Manholes are usually strategically placed where power is going to be needed.


----------



## 99cents (Aug 20, 2012)

The NEC must be different than the CEC. Our chapter on services is very short. The connection guide for a utility, however, can be 200 pages long. If people are looking for answers in the electrician's code book regarding services, they won't find many.


----------



## MikeFL (Apr 16, 2016)

OP is in Chicago = the land of a gazillion local amendments.

Call your local bldg dept.


----------



## John Valdes (May 17, 2007)

Welcome to Electrician Talk.
Thanks for taking the time to fill out your profile.

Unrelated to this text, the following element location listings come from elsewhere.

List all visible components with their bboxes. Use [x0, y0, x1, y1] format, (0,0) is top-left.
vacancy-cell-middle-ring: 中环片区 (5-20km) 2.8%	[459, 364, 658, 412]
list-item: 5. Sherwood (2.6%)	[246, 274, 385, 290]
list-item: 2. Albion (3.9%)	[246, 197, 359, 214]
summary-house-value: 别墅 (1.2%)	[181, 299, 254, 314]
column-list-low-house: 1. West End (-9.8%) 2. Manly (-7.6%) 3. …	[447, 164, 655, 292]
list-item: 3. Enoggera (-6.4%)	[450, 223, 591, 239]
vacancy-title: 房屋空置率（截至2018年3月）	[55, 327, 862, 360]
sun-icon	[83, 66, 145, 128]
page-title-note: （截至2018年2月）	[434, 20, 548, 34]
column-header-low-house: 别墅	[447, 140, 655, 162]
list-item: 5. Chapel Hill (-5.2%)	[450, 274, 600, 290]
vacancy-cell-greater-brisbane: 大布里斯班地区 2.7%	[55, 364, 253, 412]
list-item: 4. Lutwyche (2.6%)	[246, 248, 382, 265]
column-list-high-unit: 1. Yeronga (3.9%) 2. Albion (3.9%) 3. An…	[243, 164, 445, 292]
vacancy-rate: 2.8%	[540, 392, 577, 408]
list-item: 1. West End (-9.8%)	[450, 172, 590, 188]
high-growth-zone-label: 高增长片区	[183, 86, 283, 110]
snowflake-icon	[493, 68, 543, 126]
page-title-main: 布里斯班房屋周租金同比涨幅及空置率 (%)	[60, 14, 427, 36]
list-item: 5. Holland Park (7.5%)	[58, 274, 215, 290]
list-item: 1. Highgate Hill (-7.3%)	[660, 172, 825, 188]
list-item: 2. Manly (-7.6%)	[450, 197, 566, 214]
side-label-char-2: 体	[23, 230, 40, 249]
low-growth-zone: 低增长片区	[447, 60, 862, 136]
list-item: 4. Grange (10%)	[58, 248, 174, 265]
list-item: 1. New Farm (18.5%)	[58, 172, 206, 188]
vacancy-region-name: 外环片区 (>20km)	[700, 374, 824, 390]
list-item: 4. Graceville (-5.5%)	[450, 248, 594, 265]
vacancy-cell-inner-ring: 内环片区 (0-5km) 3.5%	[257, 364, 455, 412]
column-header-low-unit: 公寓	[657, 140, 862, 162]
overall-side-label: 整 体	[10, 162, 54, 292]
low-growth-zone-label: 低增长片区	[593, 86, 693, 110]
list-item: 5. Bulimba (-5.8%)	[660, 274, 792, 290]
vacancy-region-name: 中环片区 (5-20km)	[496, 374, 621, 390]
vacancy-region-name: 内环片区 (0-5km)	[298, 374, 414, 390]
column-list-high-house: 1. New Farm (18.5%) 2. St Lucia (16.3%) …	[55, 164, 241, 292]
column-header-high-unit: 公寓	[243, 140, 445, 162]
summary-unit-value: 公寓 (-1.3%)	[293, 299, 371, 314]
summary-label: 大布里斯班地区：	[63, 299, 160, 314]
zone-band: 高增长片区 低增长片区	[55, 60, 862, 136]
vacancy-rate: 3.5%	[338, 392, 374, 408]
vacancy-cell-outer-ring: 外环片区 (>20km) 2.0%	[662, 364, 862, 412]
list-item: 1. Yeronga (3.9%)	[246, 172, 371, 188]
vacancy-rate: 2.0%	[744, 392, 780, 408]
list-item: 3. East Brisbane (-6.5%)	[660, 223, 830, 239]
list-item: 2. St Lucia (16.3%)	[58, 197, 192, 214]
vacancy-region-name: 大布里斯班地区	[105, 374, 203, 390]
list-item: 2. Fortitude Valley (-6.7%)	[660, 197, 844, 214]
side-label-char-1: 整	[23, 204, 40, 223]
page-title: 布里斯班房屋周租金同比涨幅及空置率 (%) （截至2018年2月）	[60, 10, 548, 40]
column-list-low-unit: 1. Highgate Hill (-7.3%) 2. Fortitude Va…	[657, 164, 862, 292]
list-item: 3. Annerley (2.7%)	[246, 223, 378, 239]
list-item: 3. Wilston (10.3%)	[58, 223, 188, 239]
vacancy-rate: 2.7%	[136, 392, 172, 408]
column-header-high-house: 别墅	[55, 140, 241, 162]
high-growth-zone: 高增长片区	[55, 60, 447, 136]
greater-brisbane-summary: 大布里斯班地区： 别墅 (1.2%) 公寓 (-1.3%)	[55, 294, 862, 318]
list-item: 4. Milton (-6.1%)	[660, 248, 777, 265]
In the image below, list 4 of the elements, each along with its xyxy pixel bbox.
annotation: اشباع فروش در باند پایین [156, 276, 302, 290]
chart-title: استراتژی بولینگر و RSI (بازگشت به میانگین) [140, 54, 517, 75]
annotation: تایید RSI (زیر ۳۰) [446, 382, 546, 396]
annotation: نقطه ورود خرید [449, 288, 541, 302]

Not sure I understand your question? Maybe be a bit more specific.


----------



## Southeast Power (Jan 18, 2009)

We find that anything up to the building is under the jurisdiction of our POCO.
Also, I have no qualms with splicing anything outside in a handhold or manhole.


----------



## 360max (Jun 10, 2011)

Recent MH splices


----------



## MechanicalDVR (Dec 29, 2007)

I agree with the others that say you need to look outside the NEC. 

Start with the poco.


----------



## joebanana (Dec 21, 2010)

That's up to your local POCO. Not the NEC.


----------



## frenchelectrican (Mar 15, 2007)

pete25 said:


> Does the NEC require the installation of Manholes for underground service entrance distribution? When is the installation of a manhole required?


If it was on POCO side they have regulations and their engineer staff they can tell ya where they want it.

If customer owned MV/ HV cable that part is up to EE to specficy it if they required it. ( most case useally not )


----------



## paulengr (Oct 8, 2017)

frenchelectrican said:


> If it was on POCO side they have regulations and their engineer staff they can tell ya where they want it.
> 
> 
> 
> If customer owned MV/ HV cable that part is up to EE to specficy it if they required it. ( most case useally not )




MV/HV is covered by NEC and partly NESC. Equipment for utilities is normally ANSI. Can be UL orCSA or ETL or any of them.


Sent from my iPhone using Tapatalk


----------



## pete25 (Mar 1, 2018)

*Electrical manhole*



360max said:


> if it’s for distribution, how else would you splice into the higher voltage circuit?
> 
> Manholes are usually strategically placed where power is going to be needed.


I am referring to the primary utility service feeders coming down from the service point to the utility stepdown transformer. Direct buried cable trench is allowed by utility. My question is why would we need a manhole. Could we not come down from utility point to trench and into the utility transformer?


----------



## telsa (May 22, 2015)

OP: you're pleading before the wrong crowd.

You need to discuss your Service secondaries with your Poco. No-one else has a say. :smile:


----------



## gpop (May 14, 2018)

pete25 said:


> I am referring to the primary utility service feeders coming down from the service point to the utility stepdown transformer. Direct buried cable trench is allowed by utility. My question is why would we need a manhole. Could we not come down from utility point to trench and into the utility transformer?


Most poco's would want a vault and conduit. The vault is more of a storage area for extra cable. If this is a medium voltage setup then its a pain to strip the cables with out having some where to push or pull a few inches of slack.
Also if a end fails you can go down into the vault and get enough cable to remake the end with out having to re-pull the whole run. 

I have seen the same poco insist on a vault on one job then go direct on the next so they work by there own rules i guess.


----------